1922, 1923, 1924, 1929, 1931, 1935

615

1944 (abnormal constituencies)

1945

640

Initial

1950, 1951

625

First Periodic

1955, 1959, 1964, 1966, 1970

630

Second Periodic

1974 (Feb and Oct), 1979

635

Third Periodic

1983, 1987

650

Interim (Milton Keynes)

1992

651

Fourth Periodic

1997, 2001

659

Fifth Periodic (Scotland only)

2005

646

Fifth Periodic (rest)

2010, (2015)

650

 

It has been well pointed out that the size of the House of Commons is large by international standards for lower houses. The usual point of reference is the American House of Representatives at 435, but this is misleading because the 50 states have a degree of self-government our counties, regions and even devolved nations do not possess.

 

A more realistic comparison would be with the lower houses of similar-sized European nations. The German Bundestag has 630 members (for a population of 80 million); the Italian Chamber of Deputies 630; the French National Assembly 577; the Spanish Congress of Deputies 350. Internationally, it would appear the Commons is the largest democratic lower house in the world.

 

There is therefore a case for reduction, which I support, and the arguments for it are well-worn. A figure of approximately 600 is not a radical reduction and would not make for much disruption in Parliamentary or public life.

 

There are two ways of achieving such a reduction:

(a)    the method used in the Sixth Periodic Review, i.e. the use of a fixed divisor. This would eliminate the ‘ratchet effect’.

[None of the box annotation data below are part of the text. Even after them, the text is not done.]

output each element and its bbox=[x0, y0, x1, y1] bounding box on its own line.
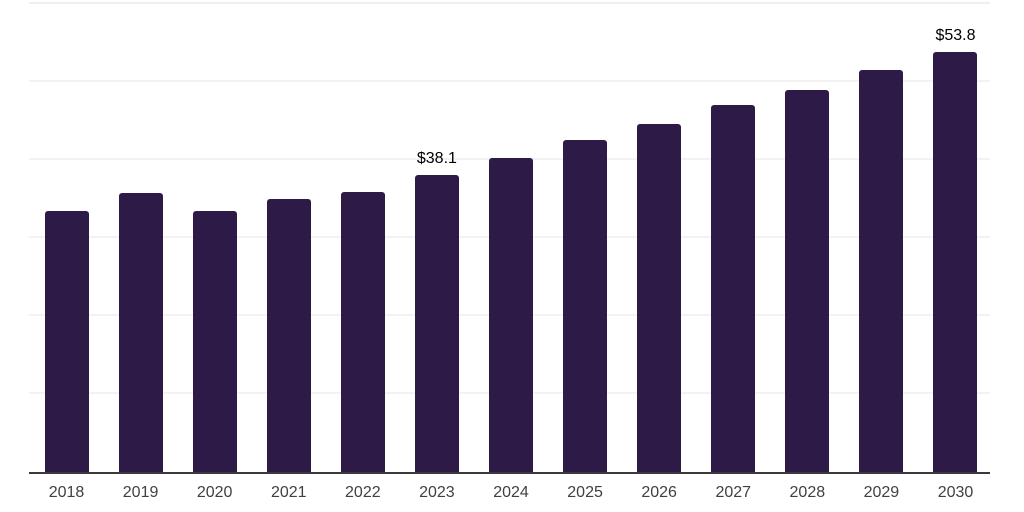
x-tick-label-2020: 2020 bbox=[196, 484, 233, 501]
bar-value-label-2030: $53.8 bbox=[935, 27, 976, 45]
bar-2020 bbox=[192, 211, 237, 472]
x-tick-label-2026: 2026 bbox=[641, 484, 677, 501]
bar-2025 bbox=[563, 139, 608, 472]
bar-2021 bbox=[266, 199, 311, 472]
x-tick-label-2029: 2029 bbox=[863, 484, 900, 501]
bar-2028 bbox=[785, 89, 830, 472]
bar-2019 bbox=[118, 192, 163, 472]
x-tick-label-2021: 2021 bbox=[270, 484, 307, 501]
x-tick-label-2022: 2022 bbox=[345, 484, 381, 501]
x-tick-label-2030: 2030 bbox=[937, 484, 974, 501]
plot-area: $38.1 $53.8 bbox=[29, 2, 990, 474]
x-tick-label-2027: 2027 bbox=[715, 484, 752, 501]
bar-2018 bbox=[44, 210, 89, 472]
x-tick-label-2019: 2019 bbox=[122, 484, 159, 501]
bar-2030 bbox=[933, 52, 978, 472]
x-tick-label-2028: 2028 bbox=[789, 484, 826, 501]
x-tick-label-2023: 2023 bbox=[419, 484, 455, 501]
bar-value-label-2023: $38.1 bbox=[416, 149, 457, 167]
x-tick-label-2018: 2018 bbox=[48, 484, 85, 501]
x-tick-label-2025: 2025 bbox=[567, 484, 603, 501]
x-tick-label-2024: 2024 bbox=[493, 484, 529, 501]
bar-2029 bbox=[859, 70, 904, 472]
bar-2026 bbox=[637, 124, 682, 472]
gridline bbox=[29, 80, 990, 82]
bar-2022 bbox=[340, 191, 385, 472]
bar-2023 bbox=[414, 174, 459, 472]
bar-2024 bbox=[488, 157, 533, 472]
bar-2027 bbox=[711, 105, 756, 472]
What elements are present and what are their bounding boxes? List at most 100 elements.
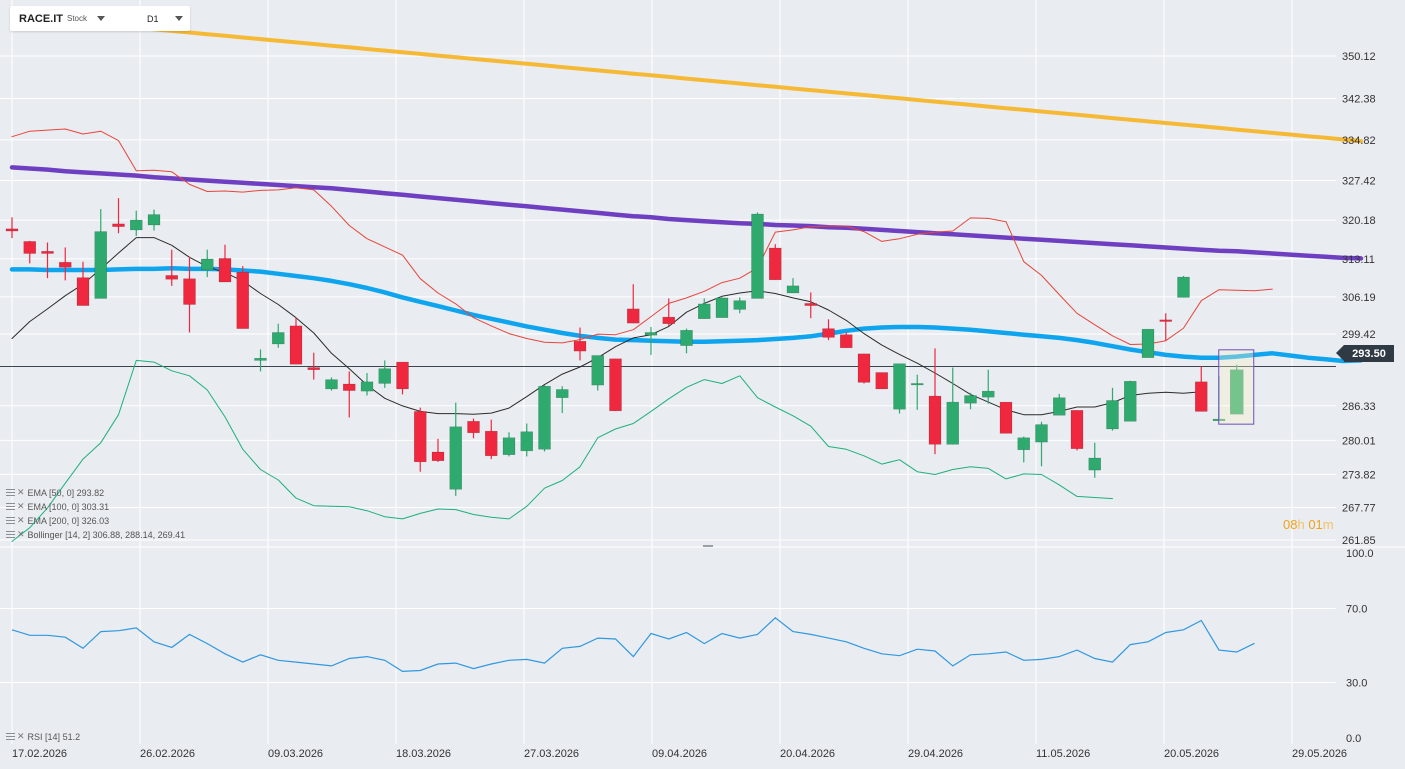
candle — [201, 249, 214, 278]
candle — [183, 256, 196, 333]
menu-icon[interactable] — [6, 517, 15, 524]
price-tick-label: 261.85 — [1342, 535, 1376, 547]
candle — [1195, 366, 1208, 412]
candle-body — [591, 355, 604, 386]
chevron-down-icon[interactable] — [97, 16, 106, 21]
date-tick-label: 20.04.2026 — [780, 748, 835, 760]
rsi-panel: 100.0 70.0 30.0 0.0 — [0, 548, 1374, 745]
candle-body — [1230, 369, 1244, 415]
bollinger-lower-line — [11, 359, 1113, 542]
candle — [733, 297, 746, 314]
timeframe-label[interactable]: D1 — [147, 13, 159, 24]
close-icon[interactable]: ✕ — [17, 515, 25, 525]
candle-body — [751, 213, 764, 299]
candle-body — [1088, 457, 1101, 471]
close-icon[interactable]: ✕ — [17, 487, 25, 497]
date-tick-label: 20.05.2026 — [1164, 748, 1219, 760]
candle-body — [1177, 276, 1190, 298]
candle — [23, 240, 36, 264]
price-tick-label: 320.18 — [1342, 215, 1376, 227]
legend-ema200[interactable]: ✕ EMA [200, 0] 326.03 — [6, 515, 109, 526]
candle — [272, 323, 285, 348]
legend-ema50-label: EMA [50, 0] 293.82 — [27, 487, 105, 498]
candle — [218, 244, 232, 283]
candle-body — [396, 361, 409, 390]
menu-icon[interactable] — [6, 503, 15, 510]
candle — [485, 419, 498, 460]
date-tick-label: 26.02.2026 — [140, 748, 195, 760]
candle — [289, 317, 303, 365]
price-axis[interactable]: 350.12 342.38 334.82 327.42 320.18 313.11 306.… — [1342, 51, 1376, 547]
candle-body — [59, 262, 72, 268]
date-tick-label: 27.03.2026 — [524, 748, 579, 760]
candle — [1159, 313, 1172, 341]
current-price-tag: 293.50 — [1336, 345, 1394, 362]
time-axis[interactable]: 17.02.2026 26.02.2026 09.03.2026 18.03.2026… — [12, 748, 1347, 760]
candle — [893, 363, 906, 414]
candle-body — [857, 353, 871, 383]
legend-ema100[interactable]: ✕ EMA [100, 0] 303.31 — [6, 501, 109, 512]
close-icon[interactable]: ✕ — [17, 501, 25, 511]
candle-body — [964, 395, 977, 404]
menu-icon[interactable] — [6, 489, 15, 496]
candle — [307, 352, 320, 380]
candle-body — [1035, 424, 1048, 443]
candle — [715, 297, 729, 318]
candle — [343, 371, 356, 418]
candle-body — [769, 247, 782, 281]
legend-ema50[interactable]: ✕ EMA [50, 0] 293.82 — [6, 487, 104, 498]
legend-bollinger[interactable]: ✕ Bollinger [14, 2] 306.88, 288.14, 269.… — [6, 529, 185, 540]
legend-rsi[interactable]: ✕ RSI [14] 51.2 — [6, 731, 80, 742]
menu-icon[interactable] — [6, 733, 15, 740]
price-tick-label: 273.82 — [1342, 469, 1376, 481]
candle-body — [1070, 410, 1084, 449]
candle — [786, 278, 800, 294]
ema200-line — [10, 14, 1363, 144]
menu-icon[interactable] — [6, 531, 15, 538]
chevron-down-icon[interactable] — [174, 16, 183, 21]
candle-body — [76, 277, 90, 306]
ema200-series-line — [10, 14, 1363, 144]
ema100-line — [9, 165, 1364, 261]
candle-body — [733, 300, 746, 310]
symbol-selector[interactable]: RACE.IT Stock D1 — [10, 6, 190, 31]
candle — [41, 242, 54, 279]
candle-body — [201, 258, 214, 271]
candle-body — [343, 383, 356, 391]
ema100-series-line — [9, 165, 1364, 261]
candle — [751, 212, 764, 299]
price-tick-label: 350.12 — [1342, 51, 1376, 63]
candle-body — [1017, 437, 1030, 451]
candle — [1088, 442, 1101, 478]
candle — [591, 355, 604, 391]
candle — [875, 372, 888, 390]
candle-body — [1053, 397, 1066, 416]
price-tick-label: 334.82 — [1342, 135, 1376, 147]
candle — [556, 386, 569, 414]
candle — [538, 385, 551, 452]
rsi-tick-label: 30.0 — [1346, 678, 1367, 690]
candle-body — [94, 231, 107, 299]
candlestick-series[interactable] — [5, 198, 1244, 496]
candle-body — [183, 278, 196, 305]
candle-body — [485, 430, 498, 457]
price-tick-label: 327.42 — [1342, 175, 1376, 187]
countdown-minutes: 01 — [1308, 517, 1323, 532]
candle — [1177, 275, 1190, 298]
candle-body — [982, 390, 995, 398]
close-icon[interactable]: ✕ — [17, 731, 25, 741]
candle — [822, 319, 835, 341]
chart-grid — [0, 0, 1405, 744]
candle — [928, 348, 942, 455]
candle — [520, 423, 533, 457]
candle-body — [627, 308, 640, 324]
countdown-m: m — [1322, 517, 1334, 532]
candle-body — [307, 367, 320, 370]
candle-body — [893, 363, 906, 410]
price-tick-label: 313.11 — [1342, 254, 1375, 266]
legend-ema200-label: EMA [200, 0] 326.03 — [27, 515, 110, 526]
candle — [165, 249, 178, 286]
close-icon[interactable]: ✕ — [17, 529, 25, 539]
candle-body — [698, 303, 711, 320]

(b)    the re-introduction of the Rules used at the Fifth Periodic Review with either a reduction in the various suggested national entitlements contained in Rule 1, or else an additional part to Rule 1 specifying a maximum size for the House of Commons, in order to hold up the ‘ratchet effect’.

 

I do not view the exact figure of 600 MPs as a shibboleth, but an approximate figure that is more desirable than the current figure of 650. Had I viewed the figure 600 as crucial, I could only support (a).

 

Which of these two methods might be chosen, should the Government of the 2015 Parliament support a reduction in the size of the Commons, depends on whether that Government views constituencies crossing county boundaries, and constituencies not necessarily representing ‘natural communities’, as an acceptable part of redistribution. If this were not acceptable, the old Rules would have to be brought back, modified as per (b).

 

8. a) Should the Boundary Commissions be asked to draw up proposals for new boundaries based on the current number of MPs?

 

This question is not clear. If the Government of the 2015 Parliament does not support reduction in the size of the Commons, the Commissions will have to draw up proposals based on the current number of MPs as legislation will force them to.

 

As per the above, however, I support a reduction in the size of the House.